The Treasury: Future Work Split Between Office and Remote Work

Remote work
Photo by The Climate Reality Project on Unsplash

The Treasury is telling new workers that future work patterns will be split 50:50 between office work and remote work.

In interview with LinkedInNews in August, former Chief Secretary to The Treasury, Rishi Sunak was of the opinion that remote work could harm the careers of younger employees.

Three of the 16 jobs currently advertised by the Treasury mention that the majority of employees need to work in the office for about half of their work week.

The standard text says: “All staff follow government guidance on working from home during a pandemic. With the Covid-19 restrictions relaxed, most Treasury employees work in a hybrid pattern, averaging 2 to 2 per week. I spend 3 days (proportional distribution) in the office.

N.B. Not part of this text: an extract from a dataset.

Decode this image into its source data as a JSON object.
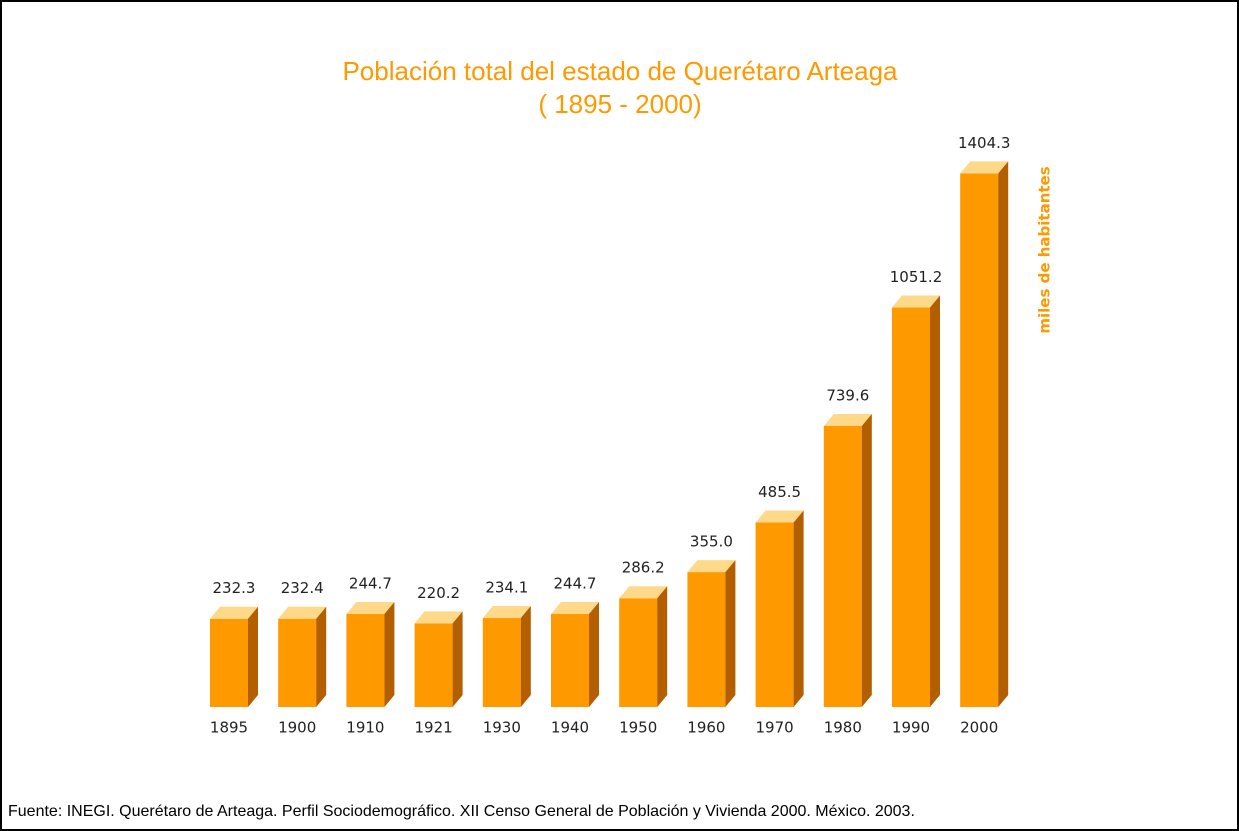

The three job posts that do not contain standard text are for Westminster-based program managers, “Administrator and Assistant Security Officer Apprentice” also in Westminster and policy adviser based in Westminster or Darlington.

According to Cabinet Officer Minister, Michael Gove, working in the office has “obvious productivity benefits.”

Conservative Rep. Steve Baker told the Treasury’s hybrid work plan: The Daily Telegraph Civil servants should take the initiative to “return” the country.

According to Mr Penman. the observations by Baker, Vice-Chair of the Conservative Covid Recovery Group, are typically the issues that are at central to the return-to-work debate.